We were happy to be approached by Apple a few years back when it was launching the iPad. Apple wanted some beautifully designed content that would really show off the capabilities of its new invention. The result was our first app, Design Classics. It's one we're still proud of and one that's still available from the app store with an average four-and-a-half star rating. It's nice to see the company referencing the app in its latest campaign.
Meanwhile, if you need reminding as to why the Olympus Trip 35 was included in Design Books we reproduce the text from the app (and the book, also still available here) below. Oh, and do tweet us @Phaidon if you spot the ads popping up in your home town.
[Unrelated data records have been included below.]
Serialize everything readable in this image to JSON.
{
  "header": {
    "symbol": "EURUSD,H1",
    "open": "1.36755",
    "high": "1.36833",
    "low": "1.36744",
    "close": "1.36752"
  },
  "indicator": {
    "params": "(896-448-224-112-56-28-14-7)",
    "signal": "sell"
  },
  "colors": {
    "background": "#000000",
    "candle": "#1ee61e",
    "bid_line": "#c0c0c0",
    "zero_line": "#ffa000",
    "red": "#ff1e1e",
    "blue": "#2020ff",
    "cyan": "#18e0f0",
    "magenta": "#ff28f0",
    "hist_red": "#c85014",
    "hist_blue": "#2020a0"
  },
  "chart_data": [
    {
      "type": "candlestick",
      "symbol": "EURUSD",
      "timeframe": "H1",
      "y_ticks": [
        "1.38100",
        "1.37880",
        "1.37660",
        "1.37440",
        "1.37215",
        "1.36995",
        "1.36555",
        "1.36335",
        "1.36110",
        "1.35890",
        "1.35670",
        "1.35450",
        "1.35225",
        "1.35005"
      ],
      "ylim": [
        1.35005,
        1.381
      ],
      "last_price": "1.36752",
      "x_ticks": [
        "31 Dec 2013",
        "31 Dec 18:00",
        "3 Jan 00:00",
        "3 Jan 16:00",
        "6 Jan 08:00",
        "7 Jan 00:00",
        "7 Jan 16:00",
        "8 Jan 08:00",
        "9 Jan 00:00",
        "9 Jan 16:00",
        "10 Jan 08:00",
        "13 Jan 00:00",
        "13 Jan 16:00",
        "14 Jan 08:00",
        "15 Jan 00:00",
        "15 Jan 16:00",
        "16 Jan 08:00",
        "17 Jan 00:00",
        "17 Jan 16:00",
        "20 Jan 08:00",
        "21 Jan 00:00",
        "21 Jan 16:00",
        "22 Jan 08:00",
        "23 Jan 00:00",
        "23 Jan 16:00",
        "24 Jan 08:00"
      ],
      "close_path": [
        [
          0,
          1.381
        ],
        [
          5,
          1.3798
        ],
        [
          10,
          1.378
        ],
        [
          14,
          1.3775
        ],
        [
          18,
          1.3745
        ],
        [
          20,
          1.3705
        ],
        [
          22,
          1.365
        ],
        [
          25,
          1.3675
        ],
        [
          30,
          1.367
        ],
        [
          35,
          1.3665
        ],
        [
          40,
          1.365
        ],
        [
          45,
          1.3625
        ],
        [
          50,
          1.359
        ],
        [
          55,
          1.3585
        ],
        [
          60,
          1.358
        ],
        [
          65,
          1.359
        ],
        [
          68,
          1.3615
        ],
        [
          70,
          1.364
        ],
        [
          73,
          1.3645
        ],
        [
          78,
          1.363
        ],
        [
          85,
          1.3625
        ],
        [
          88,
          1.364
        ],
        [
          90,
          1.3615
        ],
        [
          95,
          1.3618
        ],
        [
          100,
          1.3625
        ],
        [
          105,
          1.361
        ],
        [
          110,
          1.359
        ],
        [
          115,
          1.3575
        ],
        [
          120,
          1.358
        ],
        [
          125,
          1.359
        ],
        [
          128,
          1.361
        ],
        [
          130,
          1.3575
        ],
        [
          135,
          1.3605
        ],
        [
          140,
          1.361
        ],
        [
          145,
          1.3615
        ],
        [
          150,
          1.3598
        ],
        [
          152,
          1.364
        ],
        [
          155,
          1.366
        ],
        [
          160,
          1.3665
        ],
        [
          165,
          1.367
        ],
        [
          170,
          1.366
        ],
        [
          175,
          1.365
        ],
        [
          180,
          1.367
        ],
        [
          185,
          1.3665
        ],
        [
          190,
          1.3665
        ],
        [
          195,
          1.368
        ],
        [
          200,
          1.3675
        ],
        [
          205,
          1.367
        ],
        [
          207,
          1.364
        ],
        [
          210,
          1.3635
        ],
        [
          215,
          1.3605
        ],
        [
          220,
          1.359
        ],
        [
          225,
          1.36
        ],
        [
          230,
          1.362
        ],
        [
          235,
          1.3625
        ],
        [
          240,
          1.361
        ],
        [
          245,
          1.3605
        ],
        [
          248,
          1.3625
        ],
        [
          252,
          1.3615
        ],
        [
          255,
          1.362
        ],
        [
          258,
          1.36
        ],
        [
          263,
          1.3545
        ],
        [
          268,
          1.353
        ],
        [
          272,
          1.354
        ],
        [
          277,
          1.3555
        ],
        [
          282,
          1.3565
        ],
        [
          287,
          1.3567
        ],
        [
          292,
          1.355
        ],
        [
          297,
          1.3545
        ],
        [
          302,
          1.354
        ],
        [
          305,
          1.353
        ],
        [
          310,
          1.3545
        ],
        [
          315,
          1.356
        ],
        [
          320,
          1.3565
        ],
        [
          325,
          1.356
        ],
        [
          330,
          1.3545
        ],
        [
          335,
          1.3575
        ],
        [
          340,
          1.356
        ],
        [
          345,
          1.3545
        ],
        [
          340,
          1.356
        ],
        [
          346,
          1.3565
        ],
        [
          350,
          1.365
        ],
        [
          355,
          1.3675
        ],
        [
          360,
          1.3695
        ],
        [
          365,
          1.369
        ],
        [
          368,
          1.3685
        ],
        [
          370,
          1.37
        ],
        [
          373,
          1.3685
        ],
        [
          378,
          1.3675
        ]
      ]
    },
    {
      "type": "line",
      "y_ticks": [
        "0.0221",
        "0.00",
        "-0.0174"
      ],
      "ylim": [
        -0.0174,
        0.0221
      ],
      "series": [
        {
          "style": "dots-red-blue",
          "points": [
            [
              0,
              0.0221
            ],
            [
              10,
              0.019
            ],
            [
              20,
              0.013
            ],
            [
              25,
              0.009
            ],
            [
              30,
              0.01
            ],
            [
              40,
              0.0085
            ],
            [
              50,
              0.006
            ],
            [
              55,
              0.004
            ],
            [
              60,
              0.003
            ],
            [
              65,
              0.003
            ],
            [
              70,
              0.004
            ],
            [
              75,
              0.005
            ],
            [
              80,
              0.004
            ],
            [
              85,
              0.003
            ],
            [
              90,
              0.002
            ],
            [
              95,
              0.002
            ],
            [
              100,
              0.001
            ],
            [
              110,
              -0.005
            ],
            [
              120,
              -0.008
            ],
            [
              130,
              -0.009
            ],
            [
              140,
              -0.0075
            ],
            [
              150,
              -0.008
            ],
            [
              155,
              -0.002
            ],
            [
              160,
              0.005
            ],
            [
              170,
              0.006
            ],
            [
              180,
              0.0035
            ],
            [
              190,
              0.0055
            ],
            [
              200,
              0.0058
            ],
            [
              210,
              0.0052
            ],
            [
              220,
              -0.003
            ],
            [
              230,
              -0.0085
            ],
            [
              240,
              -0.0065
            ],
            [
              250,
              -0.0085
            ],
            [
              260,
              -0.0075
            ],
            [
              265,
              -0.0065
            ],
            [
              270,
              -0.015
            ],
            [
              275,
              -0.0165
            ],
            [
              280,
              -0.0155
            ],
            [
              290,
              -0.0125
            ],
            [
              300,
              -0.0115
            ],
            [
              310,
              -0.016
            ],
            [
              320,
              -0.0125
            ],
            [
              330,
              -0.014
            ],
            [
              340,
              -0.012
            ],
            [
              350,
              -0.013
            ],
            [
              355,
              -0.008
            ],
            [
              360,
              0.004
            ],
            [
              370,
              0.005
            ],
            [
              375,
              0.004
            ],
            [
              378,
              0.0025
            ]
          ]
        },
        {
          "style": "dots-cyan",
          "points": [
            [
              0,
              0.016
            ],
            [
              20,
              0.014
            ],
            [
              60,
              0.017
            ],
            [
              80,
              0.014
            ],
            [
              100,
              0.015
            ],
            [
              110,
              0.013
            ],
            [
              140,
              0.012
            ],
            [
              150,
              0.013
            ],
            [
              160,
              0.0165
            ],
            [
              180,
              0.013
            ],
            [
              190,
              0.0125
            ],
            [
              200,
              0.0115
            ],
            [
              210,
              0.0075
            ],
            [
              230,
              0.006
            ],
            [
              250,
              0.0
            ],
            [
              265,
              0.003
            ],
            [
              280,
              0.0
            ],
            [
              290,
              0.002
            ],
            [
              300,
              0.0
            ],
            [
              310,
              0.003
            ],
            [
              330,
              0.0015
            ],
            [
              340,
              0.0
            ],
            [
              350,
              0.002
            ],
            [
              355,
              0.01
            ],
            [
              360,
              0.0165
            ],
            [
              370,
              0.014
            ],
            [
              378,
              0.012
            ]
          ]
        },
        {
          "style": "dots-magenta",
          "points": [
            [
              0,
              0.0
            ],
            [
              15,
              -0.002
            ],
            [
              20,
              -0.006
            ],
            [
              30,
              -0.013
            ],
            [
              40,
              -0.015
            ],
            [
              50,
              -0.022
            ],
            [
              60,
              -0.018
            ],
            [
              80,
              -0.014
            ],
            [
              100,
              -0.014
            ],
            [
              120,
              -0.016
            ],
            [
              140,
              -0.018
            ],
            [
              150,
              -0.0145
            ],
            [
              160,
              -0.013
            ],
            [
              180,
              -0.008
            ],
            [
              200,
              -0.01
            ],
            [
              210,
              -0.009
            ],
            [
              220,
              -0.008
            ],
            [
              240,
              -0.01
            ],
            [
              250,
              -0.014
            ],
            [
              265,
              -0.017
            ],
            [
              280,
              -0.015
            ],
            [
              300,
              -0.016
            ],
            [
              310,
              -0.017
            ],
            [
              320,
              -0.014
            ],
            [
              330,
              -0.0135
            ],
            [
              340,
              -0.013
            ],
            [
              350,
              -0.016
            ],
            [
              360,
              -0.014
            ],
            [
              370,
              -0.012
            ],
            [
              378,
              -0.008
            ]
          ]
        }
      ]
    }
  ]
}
"There are some cameras that remain in the public consciousness long after they have been discontinued, and in the United Kingdom the Olympus Trip 35 is one of these, the beneficiary of a popular advertising campaign featuring David Bailey, which was first transmitted in 1977. Bailey, perhaps the best-known British photographer, still regards the camera as one of the greatest contributions to photography. The Trip 35 was a palm-sized compact camera using 35mm film. The camera's distinguishing feature was a circular panel of convex transparent cells around the main lens, which collected light for the selenium light meter. The meter automatically set the shutter and aperture and provided a red pop-up low light indicator in the viewfinder window.
The camera was a logical development from Olympus's popular Pen range of half-frame cameras. Half-frame cameras never fulfilled their potential and the Trip 35 camera offered the benefit of a full-frame negative in a camera not much bigger than the Pen, although it did not offer the range of features and interchangeable lenses of the advanced Pen models. It was suited to amateurs who did not need a single-lens reflex but who wanted better quality than a simple fixed box camera could provide. The Trip 35 was backed by a television and press campaign that was extremely effective and popular. This, coupled with the camera's reliability, ensured a rare longevity and the camera was only discontinued when electronics started to offer greater flexibility than the Trip's mechanics could. Its successor, the Trip AF series, was a Trip in name only and adopted electronics and auto-focus to compete in a modern way with a new generation of automatic cameras."